If you want to start the training using mixed precision, you just have to run the code with the code setting up the flag for it python main.py -mixed_precision True
. Here are the parts where this is implemented
In the training setup, the scaler is defined, however the argument "mixed_precision" enables the scaler or not so during the training this remains flexible. In the training loop we can use the context manager "with torch.cuda.amp.autocast(); even here it is used only if it is enabled, otherwise it doesn't use it. Finally when performing the backward pass, only if the scaler is enabled, the gradients are scaled to prevent gradient underflow.

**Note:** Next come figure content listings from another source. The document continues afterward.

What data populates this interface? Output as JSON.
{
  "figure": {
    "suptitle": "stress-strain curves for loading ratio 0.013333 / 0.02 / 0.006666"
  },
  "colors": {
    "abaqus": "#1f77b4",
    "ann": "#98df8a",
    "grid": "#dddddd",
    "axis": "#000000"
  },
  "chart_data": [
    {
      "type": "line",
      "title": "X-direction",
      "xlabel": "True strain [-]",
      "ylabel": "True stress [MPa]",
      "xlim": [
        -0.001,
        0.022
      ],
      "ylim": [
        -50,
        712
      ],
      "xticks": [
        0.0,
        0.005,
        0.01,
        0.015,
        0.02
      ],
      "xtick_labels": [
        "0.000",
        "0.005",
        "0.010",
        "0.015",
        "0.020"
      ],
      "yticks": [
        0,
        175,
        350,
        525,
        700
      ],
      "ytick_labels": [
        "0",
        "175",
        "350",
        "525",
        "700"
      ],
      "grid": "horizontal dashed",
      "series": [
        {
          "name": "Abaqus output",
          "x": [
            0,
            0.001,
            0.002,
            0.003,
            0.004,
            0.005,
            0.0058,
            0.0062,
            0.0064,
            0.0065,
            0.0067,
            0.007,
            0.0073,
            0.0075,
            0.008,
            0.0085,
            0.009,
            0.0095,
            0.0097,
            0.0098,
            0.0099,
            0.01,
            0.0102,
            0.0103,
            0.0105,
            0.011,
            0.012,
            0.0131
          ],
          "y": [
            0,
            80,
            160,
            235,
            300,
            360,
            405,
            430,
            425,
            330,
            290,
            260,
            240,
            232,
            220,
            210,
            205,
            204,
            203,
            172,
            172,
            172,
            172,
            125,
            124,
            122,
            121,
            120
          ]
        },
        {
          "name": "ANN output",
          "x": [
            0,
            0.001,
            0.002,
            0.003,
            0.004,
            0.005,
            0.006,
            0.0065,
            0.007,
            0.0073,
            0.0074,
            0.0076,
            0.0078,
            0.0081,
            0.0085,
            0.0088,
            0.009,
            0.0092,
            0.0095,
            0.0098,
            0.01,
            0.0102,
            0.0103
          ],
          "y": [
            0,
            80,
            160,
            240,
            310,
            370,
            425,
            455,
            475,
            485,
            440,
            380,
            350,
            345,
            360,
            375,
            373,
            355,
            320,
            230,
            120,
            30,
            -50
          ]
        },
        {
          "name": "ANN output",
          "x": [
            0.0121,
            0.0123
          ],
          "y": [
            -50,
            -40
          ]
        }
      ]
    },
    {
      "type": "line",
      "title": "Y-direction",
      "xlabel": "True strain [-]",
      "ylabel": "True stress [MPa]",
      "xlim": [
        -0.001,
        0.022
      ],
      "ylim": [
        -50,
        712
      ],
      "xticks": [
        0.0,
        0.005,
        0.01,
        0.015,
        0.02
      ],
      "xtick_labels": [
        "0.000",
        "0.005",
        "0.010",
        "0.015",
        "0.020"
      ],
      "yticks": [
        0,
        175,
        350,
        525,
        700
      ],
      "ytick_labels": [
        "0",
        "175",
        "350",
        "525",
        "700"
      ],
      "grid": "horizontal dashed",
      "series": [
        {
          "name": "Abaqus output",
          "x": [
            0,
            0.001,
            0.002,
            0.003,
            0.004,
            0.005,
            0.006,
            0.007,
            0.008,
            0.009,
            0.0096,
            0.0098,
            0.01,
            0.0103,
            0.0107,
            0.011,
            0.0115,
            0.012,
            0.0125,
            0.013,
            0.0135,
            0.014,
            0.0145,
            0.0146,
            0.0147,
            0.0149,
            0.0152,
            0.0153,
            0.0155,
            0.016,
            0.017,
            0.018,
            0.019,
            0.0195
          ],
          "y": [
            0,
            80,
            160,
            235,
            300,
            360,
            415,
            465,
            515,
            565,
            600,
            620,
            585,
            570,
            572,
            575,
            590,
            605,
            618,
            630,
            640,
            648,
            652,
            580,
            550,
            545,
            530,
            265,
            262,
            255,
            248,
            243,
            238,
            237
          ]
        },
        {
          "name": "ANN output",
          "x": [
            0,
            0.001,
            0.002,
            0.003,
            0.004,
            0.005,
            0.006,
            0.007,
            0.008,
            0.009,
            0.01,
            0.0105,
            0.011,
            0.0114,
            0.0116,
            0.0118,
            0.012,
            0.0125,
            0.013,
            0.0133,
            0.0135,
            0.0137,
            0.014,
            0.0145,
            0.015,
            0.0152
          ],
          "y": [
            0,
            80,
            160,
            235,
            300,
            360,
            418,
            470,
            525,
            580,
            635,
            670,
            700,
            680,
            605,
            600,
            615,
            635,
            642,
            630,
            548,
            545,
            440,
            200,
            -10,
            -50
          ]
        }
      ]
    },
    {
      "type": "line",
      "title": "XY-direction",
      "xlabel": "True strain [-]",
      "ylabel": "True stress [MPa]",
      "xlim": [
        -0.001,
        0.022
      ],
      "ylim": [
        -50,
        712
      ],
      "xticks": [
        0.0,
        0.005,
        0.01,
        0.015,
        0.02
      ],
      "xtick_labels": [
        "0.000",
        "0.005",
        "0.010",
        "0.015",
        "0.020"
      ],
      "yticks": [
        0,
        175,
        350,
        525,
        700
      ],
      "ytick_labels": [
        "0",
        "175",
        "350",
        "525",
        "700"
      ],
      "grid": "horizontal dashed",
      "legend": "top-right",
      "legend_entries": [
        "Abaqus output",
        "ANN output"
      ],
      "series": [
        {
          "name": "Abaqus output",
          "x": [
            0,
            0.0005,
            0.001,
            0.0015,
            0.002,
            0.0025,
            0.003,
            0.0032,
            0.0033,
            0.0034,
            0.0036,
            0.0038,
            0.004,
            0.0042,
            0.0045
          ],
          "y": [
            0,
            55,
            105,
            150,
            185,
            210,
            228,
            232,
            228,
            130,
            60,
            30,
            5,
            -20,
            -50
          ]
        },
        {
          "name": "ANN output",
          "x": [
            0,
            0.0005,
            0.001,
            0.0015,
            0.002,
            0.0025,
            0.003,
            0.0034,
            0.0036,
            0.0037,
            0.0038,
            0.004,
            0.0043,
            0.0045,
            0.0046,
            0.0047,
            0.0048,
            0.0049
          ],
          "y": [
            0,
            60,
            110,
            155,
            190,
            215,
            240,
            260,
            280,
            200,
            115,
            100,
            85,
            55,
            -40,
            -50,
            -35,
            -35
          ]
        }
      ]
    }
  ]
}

Implement an option to perform a fine-tuning strategy: load a previously saved model, or start from random weights, and freeze all layer parameters for the Unet model except the last classification layer.
This is implemented inside the Trainer class in the training_setup function.
In order to start the training from a chekpoint, it is simply necessary to set up an argument in the argparser (or config file in the .ipynb) called "train_from_checkpoint" python main.py -train_from_checkpoint YOUR_CKPT_PATH
, if it is left as None, then the weights are randomly initialized, else they are loaded from the checkpoint path.
If instead you want to perform fine-tuning, you just have to setup the flag "fine_tune" as True when running the code python main.py -fine_tune True
. As seen in the picture below, the last 2 layers of weights (corresponding to the last convolutional layer and its bias) are frozen (setting the flag "requires_grad" to False).
Because we used a strong data augmentation strategy (thanks to Torchio), the dataset length does not need to be equal to the real length. Indeed, in the nnUnet paper they proposed to train always with the same scheme : 1000 epoch of 250 iterations.
Make the necessary changes so that the training epoch is always Nit iterations (i.e. Nit*batch size training volumes).
The proposed solution consists in adding a flag called "Nit", if is None, then all the batches for each epochs are run, otherwise the model will run only the set number of iterations (eg. python main.py -Nit 8
will run only 8 iterations/batches per epoch).
To make sure that all samples have equal probabilities of being chosen I added the flag shuffle=True
to the train_dataloader
function inside "utils.data_class.py"; this ensure that samples are always shuffled before making the batches and hence they have the same probability of being chosen even if not all the batches are processed in the epoch.